Uso sustentável – Desde então Dona Ana Maria Romeiro, 55 anos, da fazenda Taboquinha, é uma das fornecedoras da chef. Dona Ana e seu Silas produzem frutas nativas há 10 anos, como jatobá, cajuzinho do cerrado e cagaita, além de outros produtos diferenciados como a pimenta-de-macaco, que vem sendo difundida mais recentemente na gastronomia. Lembra pimenta-do-reino, mas menos picante e com perfume de canela e cravo. “Há sete começamos a produzir doces e licores. Buscamos um produto limpo, bom e justo”, afirma Ana. Além de fornecer produtos para Renata, o casal também entrega para os restaurantes Francisco, Olivae, 400Quatrocentos, Oliver e para a Central do Cerrado, cooperativa que vende produtos do bioma.
O Ministério do Meio Ambiente (MMA), ponto focal da Convenção sobre Diversidade Biológica (CDB) no Brasil, coordena a execução de diversos projetos relacionados à promoção do uso sustentável dos componentes da biodiversidade. Várias iniciativas relacionadas a essa temática estão sendo conduzidas no ministério, a exemplo do projeto Biodiversidade para Alimentação e Nutrição – BFN (sigla em inglês), que é coordenado internacionalmente pelo Bioversity Internacional e tem como agências implementadoras o Programa das Nações Unidas para o Meio Ambiente (PNUMA) e a Organização das Nações Unidas para a Alimentação e a Agricultura (FAO).
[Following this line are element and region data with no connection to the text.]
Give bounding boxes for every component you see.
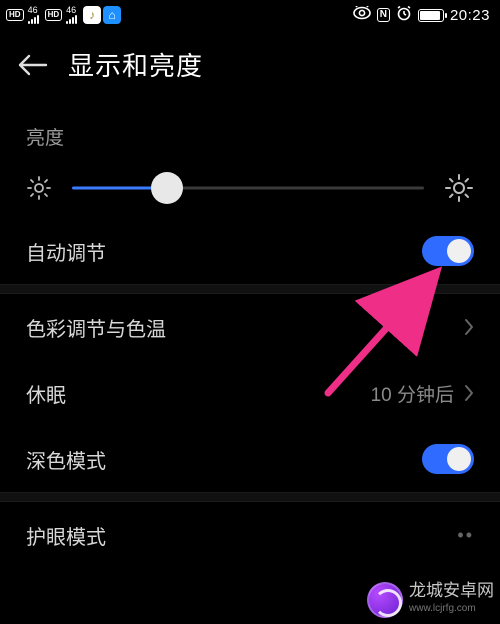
eye-comfort-row[interactable]: 护眼模式 •• [26, 502, 474, 568]
hd-badge: HD [6, 9, 24, 21]
auto-brightness-toggle[interactable] [422, 236, 474, 266]
brightness-slider-thumb[interactable] [151, 172, 183, 204]
chevron-right-icon [464, 318, 474, 336]
page-title: 显示和亮度 [68, 46, 203, 83]
page-header: 显示和亮度 [0, 28, 500, 93]
sleep-row[interactable]: 休眠 10 分钟后 [26, 360, 474, 426]
watermark-url: www.lcjrfg.com [409, 600, 494, 618]
status-right: N 20:23 [353, 5, 490, 25]
dark-mode-row: 深色模式 [26, 426, 474, 492]
sleep-value: 10 分钟后 [371, 380, 454, 407]
brightness-low-icon [26, 175, 52, 201]
color-temp-label: 色彩调节与色温 [26, 313, 166, 342]
app-icon-music: ♪ [83, 6, 101, 24]
eye-comfort-label: 护眼模式 [26, 521, 106, 550]
sim2-signal: 46 [66, 6, 79, 24]
watermark-name: 龙城安卓网 [409, 582, 494, 600]
dark-mode-label: 深色模式 [26, 445, 106, 474]
dark-mode-toggle[interactable] [422, 444, 474, 474]
sim1-signal: 46 [28, 6, 41, 24]
hd-badge-2: HD [45, 9, 63, 21]
back-arrow-icon[interactable] [18, 53, 48, 77]
alarm-icon [396, 5, 412, 25]
brightness-section-label: 亮度 [26, 123, 474, 150]
app-icon-browser: ⌂ [103, 6, 121, 24]
brightness-high-icon [444, 173, 474, 203]
section-divider [0, 284, 500, 294]
eye-comfort-indicator: •• [457, 525, 474, 546]
watermark-logo-icon [367, 582, 403, 618]
clock-time: 20:23 [450, 7, 490, 24]
status-left: HD 46 HD 46 ♪ ⌂ [6, 6, 121, 24]
nfc-icon: N [377, 8, 390, 22]
sleep-label: 休眠 [26, 379, 66, 408]
section-divider [0, 492, 500, 502]
color-temp-row[interactable]: 色彩调节与色温 [26, 294, 474, 360]
auto-brightness-row: 自动调节 [26, 218, 474, 284]
brightness-slider[interactable] [72, 172, 424, 204]
auto-brightness-label: 自动调节 [26, 237, 106, 266]
status-bar: HD 46 HD 46 ♪ ⌂ N 20:23 [0, 0, 500, 28]
watermark: 龙城安卓网 www.lcjrfg.com [367, 582, 494, 618]
battery-icon [418, 9, 444, 22]
brightness-slider-row [26, 172, 474, 204]
chevron-right-icon [464, 384, 474, 402]
eye-comfort-status-icon [353, 6, 371, 24]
O objetivo básico do projeto é a conservação e a promoção do uso sustentável da biodiversidade em programas que contribuam para melhorar a segurança alimentar e a nutrição humana. Ao mesmo tempo, o projeto busca valorizar a importância alimentícia e nutricional das espécies relacionadas à biodiversidade agrícola e resgatar o valor cultural desempenhado no passado por muitas dessas espécies. Ademais, visa à ampliação do número de espécies nativas utilizadas atualmente em nossa alimentação, à mitigação dos problemas relacionados à dieta simplificada e ao fortalecimento da conservação e do manejo sustentável da agrobiodiversidade, especialmente por meio da incorporação de ações de transversalidade em programas e estratégias de segurança e soberania alimentar e nutricional. (Fonte: MMA)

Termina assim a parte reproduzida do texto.